Single molecule dissection of Arp2/3 complex regulators in living cells

Arp2/3 complex-dependent F-actin assembly is the main driver of pushing forces in cells, facilitating a wide range of essential functions such as lamellipodial motility, endocytosis, trafficking of diverse organelles, DNA repair, and mitotic spindle positioning.

Mis-regulated Arp2/3-actin control pathways drive diseases such as metastatic cancer, immune and neurological dysfunction, but we have yet to understand how the underlying proteins function at the cellular level. Precise treatments will require building a holistic understanding that bridges the cellular-scale network dynamics and the biochemical activities of key components.

We aim to mechanistically address key knowledge gaps of Arp2/3-network regulation by bridging discrete molecular activities of Arp2/3 complex regulators to their cellular-scale dynamics. We employ a broad range of expertise from genetics and cellular approaches to quantitative single molecule -based biophysical methodologies.
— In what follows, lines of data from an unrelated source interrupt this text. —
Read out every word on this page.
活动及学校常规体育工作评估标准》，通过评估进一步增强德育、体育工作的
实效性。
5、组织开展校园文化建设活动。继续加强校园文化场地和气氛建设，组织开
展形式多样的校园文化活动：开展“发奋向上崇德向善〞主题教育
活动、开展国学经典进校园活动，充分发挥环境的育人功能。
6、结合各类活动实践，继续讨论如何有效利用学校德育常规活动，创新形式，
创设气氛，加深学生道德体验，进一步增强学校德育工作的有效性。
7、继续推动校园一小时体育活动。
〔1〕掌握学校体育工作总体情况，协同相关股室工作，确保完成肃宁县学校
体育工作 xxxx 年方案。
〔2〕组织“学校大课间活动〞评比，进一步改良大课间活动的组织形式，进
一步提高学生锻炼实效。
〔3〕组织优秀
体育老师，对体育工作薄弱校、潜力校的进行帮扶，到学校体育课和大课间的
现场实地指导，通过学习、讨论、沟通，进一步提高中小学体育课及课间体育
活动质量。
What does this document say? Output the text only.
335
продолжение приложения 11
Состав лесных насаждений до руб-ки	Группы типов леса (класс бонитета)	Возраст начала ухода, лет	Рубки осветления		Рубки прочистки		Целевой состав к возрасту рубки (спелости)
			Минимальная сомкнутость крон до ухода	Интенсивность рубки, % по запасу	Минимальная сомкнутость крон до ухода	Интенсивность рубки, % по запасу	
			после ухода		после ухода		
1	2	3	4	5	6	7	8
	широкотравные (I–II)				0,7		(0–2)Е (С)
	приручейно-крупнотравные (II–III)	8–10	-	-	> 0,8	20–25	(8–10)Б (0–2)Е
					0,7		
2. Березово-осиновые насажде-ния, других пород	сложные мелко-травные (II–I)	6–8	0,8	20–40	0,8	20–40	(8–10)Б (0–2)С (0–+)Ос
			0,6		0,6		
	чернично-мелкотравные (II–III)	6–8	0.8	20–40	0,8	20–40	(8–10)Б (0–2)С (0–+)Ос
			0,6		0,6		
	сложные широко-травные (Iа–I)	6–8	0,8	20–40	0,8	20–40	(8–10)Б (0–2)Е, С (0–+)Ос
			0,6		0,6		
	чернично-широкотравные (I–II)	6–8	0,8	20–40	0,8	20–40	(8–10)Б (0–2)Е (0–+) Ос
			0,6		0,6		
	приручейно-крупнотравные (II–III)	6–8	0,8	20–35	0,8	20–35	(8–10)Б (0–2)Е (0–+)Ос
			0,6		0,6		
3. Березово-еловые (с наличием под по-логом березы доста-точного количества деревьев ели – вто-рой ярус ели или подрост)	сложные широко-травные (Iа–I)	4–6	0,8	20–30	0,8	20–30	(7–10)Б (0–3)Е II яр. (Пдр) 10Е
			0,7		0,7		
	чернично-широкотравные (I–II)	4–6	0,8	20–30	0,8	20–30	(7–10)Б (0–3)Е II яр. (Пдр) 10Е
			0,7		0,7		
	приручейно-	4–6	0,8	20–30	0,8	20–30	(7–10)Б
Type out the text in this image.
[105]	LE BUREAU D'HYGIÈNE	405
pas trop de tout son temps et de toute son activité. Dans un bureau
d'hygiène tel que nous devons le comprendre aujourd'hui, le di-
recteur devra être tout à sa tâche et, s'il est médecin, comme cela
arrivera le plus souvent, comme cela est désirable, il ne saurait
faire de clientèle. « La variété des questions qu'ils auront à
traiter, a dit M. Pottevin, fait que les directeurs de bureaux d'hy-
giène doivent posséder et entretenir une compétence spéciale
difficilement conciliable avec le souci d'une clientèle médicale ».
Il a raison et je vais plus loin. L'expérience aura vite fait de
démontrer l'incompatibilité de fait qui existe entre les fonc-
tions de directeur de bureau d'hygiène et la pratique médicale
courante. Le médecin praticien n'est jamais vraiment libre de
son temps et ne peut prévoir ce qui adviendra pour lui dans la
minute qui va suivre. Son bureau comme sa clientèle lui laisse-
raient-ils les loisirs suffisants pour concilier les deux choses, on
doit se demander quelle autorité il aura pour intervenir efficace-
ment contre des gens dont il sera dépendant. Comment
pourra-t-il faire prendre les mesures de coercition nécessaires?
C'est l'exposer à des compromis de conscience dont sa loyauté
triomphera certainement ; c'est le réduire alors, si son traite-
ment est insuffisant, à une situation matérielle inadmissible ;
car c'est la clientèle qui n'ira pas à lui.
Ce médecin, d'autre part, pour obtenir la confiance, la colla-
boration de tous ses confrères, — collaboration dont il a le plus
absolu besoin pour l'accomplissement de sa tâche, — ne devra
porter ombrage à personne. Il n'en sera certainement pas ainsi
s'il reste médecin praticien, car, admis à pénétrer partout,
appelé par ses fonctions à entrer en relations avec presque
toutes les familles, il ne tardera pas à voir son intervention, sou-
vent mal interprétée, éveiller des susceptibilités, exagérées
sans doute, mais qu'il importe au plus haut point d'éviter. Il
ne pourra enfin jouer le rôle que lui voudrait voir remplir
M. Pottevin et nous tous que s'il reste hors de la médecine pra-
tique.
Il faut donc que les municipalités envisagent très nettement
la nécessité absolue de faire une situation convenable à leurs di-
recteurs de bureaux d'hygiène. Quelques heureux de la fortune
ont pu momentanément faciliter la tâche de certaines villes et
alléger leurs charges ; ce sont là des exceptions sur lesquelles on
Molecular mechanisms of direct cell-cell communication

Cell-to-cell communication is critical to human physiology and diseases. In recent decades, the membrane enclosed, thin tube structures that directly connect cells, known as tunneling nanotubes (TNT), have gained recognition as an important mechanism of intercellular communication.

Linear actin filament bundles are responsible the formation and function of TNTs. Various cellular materials can be transferred through these conduits, including protein aggregates, viruses, small molecules, ions and organelles. Consequently, TNTs contribute to multitude of human pathology propagations. Cancer cells can readily form nanotubes to redistribute chemotherapeutics and steal mitochondria from immune cells to evade treatments. Currently, molecular pathways and components that drive the formation and function of TNT are largely unknown.

Our central hypothesis is that TNT linear actin is built through a specific set of actin binding proteins to facilitate actin-based content transfer between cells. We take advantage of our quantitative single molecule localization microscopy, combined with cell and molecular biology methods to over-come the limitations of these extremely thin structures, and to understand how actin within TNTs is spatiotemporally controlled to fulfill roles of both material transport within TNTs and sustain TNT structures.